For many years, I have enjoyed our national parks for hiking, camping, exploring and sightseeing. In North Carolina, we are fortunate to have 14 national park sites, including the Great Smoky Mountains, the Blue Ridge Parkway and the Wright Brothers National Memorial.
Visitation to national parks is at record highs. Last year, 18 million people visited national parks in North Carolina, which meant a $2 billion economic boost to our local communities.
Unfortunately, increased visitation, aging facilities and inconsistent federal funding have taken a toll. Right now, national parks in North Carolina need $459 million for infrastructure repairs.
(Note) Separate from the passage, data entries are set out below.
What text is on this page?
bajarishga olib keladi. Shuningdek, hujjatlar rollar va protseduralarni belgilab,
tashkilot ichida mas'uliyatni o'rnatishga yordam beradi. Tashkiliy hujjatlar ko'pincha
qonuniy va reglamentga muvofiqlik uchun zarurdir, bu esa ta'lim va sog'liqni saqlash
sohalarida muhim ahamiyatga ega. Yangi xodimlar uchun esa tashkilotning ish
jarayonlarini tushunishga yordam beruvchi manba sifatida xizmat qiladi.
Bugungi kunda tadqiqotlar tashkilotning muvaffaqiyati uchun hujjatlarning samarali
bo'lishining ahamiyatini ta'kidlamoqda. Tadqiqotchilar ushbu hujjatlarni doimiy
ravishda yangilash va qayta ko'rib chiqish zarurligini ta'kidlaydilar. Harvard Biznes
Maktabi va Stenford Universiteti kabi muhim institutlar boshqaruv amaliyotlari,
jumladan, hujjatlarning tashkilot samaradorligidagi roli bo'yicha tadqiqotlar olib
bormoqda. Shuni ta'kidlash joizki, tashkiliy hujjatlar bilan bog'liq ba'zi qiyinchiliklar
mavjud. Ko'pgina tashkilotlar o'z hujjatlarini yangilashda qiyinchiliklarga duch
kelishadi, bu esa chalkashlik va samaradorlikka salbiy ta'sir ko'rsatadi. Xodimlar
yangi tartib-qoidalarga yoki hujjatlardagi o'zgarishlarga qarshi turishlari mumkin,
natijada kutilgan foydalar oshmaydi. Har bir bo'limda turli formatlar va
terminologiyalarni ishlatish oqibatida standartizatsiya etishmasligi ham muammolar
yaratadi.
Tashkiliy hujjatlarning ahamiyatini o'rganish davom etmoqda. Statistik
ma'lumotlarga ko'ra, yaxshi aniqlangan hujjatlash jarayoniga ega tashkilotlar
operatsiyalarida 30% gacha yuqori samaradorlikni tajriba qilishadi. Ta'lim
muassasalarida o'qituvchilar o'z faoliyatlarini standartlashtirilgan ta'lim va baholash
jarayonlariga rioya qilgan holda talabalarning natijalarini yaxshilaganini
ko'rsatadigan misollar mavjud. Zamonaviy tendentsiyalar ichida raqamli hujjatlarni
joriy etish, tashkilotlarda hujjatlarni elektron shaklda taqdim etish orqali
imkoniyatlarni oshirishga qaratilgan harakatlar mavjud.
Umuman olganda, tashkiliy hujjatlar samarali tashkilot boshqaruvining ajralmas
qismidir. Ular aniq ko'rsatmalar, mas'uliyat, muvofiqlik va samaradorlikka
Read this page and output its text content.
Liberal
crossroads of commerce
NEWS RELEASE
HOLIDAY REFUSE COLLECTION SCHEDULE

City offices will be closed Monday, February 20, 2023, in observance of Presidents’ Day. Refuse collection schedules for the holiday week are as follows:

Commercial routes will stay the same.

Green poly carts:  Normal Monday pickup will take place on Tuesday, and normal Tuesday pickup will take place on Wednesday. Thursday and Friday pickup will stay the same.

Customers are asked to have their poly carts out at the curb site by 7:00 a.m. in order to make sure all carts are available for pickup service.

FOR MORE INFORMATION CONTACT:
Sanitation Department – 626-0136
Crumbling historic markers, outdated electrical systems and deteriorating trails and roads are now common.
The good news is that Congress is considering legislation to create dedicated funding for park maintenance needs. A proposal that includes the Restore Our Parks Act could be coming to a vote in the Senate [soon]. It would direct federal funds each year to ensure that our national parks are maintained and accessible for all visitors. Sen. Thom Tillis and nine members of North Carolina’s delegation have pushed this legislation forward. Sen. Richard Burr’s support would be welcomed.
I am delighted that our state is home to some of America’s finest natural and cultural landscapes. National parks tell our America story and offer so much to our quality of life. They are too critical to neglect. I hope Congress passes the Restore Our Parks Act so our national parks can be enjoyed now and for generations to come.
— Jasmine Littleson
Editor’s note: This letter was submitted before concerns about the coronavirus pandemic began affecting daily life in this area.